Linkage Analysis Of Myostatin Pathway Genes On Individual Factor Scores Of Human Muscularity

Abstract

PURPOSE To determine the underlying constructs of muscular strength and anthropometric measurements by principal components analyses and to test whether individual factor scores are linked to variation in the myostatin pathway genes. METHODS An orthogonal principal components analysis was carried out on a large set of muscle strength and body measurements from 748 male Caucasian siblings. Furthermore, it was rationalized that, reducing the number of variables that capture the spectrum of a complex trait, should enhance power to detect linkage. From a biological point of view, this facilitates the interpretation of linkage results as the underlying structure is considered rather than one specific measurement. In a sample of 367 siblings, non-parametric multipoint linkage analysis was performed on the individual factor scores with genetic markers for nine key proteins from the myostatin pathway. RESULTS A clear factor structure emerged: flexion, extension and muscle endurance factors were found for trunk strength; flexion, extension, muscle endurance and fast muscle contraction were the factors for knee and elbow strength. The photoscopic somatotype components of Sheldon emerged from principal components analysis of body measurements: fatness, muscularity and length.

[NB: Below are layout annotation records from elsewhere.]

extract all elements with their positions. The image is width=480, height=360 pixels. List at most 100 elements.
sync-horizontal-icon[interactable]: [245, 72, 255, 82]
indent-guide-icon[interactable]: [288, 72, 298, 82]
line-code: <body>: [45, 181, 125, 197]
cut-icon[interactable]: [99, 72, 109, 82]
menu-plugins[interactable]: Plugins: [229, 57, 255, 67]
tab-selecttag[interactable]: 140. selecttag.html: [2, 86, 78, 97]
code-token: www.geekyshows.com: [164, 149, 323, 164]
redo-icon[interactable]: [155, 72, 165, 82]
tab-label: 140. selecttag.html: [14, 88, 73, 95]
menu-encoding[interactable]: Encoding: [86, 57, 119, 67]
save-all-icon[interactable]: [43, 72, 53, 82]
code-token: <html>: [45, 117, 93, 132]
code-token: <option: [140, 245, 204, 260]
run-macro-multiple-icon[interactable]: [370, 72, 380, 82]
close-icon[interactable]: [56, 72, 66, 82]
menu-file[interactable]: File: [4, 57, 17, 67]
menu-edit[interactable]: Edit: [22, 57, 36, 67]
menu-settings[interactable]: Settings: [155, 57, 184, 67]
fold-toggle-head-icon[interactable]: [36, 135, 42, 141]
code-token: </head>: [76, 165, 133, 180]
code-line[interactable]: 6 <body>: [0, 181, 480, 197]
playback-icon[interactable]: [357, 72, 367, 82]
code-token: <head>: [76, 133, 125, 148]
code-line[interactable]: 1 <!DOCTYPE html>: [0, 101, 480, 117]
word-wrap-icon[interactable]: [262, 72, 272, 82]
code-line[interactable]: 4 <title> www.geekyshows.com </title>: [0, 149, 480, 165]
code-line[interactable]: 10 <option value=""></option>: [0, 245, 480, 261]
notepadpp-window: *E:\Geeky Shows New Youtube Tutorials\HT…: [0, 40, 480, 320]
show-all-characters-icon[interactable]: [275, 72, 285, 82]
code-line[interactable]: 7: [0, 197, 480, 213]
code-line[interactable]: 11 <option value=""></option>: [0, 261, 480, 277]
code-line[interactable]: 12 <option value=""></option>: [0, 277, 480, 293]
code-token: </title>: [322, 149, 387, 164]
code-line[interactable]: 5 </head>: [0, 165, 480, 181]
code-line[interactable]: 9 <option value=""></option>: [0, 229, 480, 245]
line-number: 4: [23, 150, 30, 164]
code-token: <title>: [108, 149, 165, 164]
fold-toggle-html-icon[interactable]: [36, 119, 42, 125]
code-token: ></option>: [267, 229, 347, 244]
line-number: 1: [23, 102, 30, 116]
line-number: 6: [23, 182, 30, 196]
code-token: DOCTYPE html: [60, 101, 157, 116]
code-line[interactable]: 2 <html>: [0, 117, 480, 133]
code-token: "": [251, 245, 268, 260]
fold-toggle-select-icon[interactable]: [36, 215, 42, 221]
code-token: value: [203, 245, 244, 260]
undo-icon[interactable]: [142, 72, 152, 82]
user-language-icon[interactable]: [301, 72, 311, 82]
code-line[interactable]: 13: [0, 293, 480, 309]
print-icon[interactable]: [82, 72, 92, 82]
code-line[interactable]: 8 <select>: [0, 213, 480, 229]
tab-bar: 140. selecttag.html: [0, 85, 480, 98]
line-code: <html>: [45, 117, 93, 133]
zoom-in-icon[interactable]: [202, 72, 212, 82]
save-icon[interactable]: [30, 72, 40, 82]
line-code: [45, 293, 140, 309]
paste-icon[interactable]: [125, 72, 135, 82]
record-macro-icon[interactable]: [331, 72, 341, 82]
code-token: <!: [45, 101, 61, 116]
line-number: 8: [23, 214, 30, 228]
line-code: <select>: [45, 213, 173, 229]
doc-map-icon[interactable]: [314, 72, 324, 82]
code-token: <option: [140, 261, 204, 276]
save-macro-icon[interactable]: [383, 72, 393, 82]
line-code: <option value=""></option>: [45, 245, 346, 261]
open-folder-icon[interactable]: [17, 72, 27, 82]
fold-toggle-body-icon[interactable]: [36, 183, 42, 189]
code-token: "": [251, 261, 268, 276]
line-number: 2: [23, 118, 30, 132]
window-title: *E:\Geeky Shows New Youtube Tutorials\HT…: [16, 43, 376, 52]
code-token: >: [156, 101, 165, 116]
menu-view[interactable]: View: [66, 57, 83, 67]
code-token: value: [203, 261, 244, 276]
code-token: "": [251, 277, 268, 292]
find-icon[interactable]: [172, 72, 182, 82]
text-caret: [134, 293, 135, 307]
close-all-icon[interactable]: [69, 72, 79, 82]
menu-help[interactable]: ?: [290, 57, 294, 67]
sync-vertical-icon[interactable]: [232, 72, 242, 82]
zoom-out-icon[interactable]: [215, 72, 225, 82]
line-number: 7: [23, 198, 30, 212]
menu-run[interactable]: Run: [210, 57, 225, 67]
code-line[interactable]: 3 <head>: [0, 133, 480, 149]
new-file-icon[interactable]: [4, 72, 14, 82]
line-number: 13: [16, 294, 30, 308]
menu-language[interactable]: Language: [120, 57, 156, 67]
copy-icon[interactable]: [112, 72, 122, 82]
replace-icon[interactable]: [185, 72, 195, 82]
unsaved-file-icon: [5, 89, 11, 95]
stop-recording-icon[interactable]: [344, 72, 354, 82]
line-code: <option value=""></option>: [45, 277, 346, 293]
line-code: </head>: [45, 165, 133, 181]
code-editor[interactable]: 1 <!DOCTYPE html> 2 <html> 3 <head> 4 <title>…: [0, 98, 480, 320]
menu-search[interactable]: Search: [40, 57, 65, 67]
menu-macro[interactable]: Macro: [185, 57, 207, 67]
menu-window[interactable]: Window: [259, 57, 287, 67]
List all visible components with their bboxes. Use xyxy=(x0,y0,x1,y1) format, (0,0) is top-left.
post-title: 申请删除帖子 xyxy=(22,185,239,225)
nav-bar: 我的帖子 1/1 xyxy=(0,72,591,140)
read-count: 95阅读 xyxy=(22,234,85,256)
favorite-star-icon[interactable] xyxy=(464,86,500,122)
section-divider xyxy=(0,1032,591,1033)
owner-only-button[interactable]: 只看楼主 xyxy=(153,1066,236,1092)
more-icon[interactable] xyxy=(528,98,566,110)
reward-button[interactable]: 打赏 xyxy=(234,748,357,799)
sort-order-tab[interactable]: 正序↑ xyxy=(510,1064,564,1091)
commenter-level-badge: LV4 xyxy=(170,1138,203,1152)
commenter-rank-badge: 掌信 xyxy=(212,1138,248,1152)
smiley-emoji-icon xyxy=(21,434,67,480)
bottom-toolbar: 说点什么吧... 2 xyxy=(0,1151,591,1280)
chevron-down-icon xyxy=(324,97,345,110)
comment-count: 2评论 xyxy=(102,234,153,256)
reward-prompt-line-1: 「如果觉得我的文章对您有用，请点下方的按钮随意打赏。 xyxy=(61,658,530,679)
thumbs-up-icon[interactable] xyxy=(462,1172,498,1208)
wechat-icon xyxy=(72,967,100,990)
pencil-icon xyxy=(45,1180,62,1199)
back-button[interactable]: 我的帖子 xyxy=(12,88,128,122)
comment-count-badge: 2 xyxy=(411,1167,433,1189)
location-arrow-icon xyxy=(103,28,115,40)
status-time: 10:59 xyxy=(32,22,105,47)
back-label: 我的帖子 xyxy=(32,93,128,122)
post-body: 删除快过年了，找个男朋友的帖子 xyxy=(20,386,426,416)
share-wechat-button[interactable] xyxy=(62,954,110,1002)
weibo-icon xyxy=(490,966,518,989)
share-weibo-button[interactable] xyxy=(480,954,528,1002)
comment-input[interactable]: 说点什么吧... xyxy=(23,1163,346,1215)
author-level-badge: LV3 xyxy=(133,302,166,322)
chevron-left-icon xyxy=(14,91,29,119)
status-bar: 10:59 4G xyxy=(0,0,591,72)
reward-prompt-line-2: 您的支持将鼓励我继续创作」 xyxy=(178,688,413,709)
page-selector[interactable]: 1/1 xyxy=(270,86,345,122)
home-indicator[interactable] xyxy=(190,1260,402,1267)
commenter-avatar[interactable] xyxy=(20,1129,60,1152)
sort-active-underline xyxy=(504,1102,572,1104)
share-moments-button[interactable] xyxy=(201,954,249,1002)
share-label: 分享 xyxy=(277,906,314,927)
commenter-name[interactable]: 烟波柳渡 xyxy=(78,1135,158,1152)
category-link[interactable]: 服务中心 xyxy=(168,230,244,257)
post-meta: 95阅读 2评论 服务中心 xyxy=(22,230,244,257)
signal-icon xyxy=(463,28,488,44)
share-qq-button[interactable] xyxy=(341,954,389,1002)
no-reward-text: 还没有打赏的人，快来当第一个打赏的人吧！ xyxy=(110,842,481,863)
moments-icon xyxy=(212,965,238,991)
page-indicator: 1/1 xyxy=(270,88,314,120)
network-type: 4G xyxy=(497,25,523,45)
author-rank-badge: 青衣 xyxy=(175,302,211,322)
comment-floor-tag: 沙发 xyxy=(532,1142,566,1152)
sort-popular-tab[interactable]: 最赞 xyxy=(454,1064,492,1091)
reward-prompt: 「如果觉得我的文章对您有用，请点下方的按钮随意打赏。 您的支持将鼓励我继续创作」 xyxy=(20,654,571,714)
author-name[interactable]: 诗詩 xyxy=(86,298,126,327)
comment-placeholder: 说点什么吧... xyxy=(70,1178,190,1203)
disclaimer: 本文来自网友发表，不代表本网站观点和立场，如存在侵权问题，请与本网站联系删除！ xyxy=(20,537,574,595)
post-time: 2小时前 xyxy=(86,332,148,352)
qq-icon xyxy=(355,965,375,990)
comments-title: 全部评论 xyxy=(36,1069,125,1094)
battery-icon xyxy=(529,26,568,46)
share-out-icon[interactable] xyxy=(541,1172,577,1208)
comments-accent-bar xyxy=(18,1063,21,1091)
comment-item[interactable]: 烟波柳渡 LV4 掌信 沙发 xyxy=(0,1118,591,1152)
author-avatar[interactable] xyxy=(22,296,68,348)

Highest LOD score was 1.67 (P = 0.003) on chromosome 2 for knee extension, and the fat and muscle factors showed LOD scores of 1.24 (P = 0.008) and 1.35 (P = 0.006) respectively with markers on chromosome 13. All other factors had LOD scores < 1 for all markers. CONCLUSIONS Since earlier analyses on the raw data did reveal significant linkage (LOD > 2.5), we conclude that the use of factor scores for linkage analysis had lower power in the present study.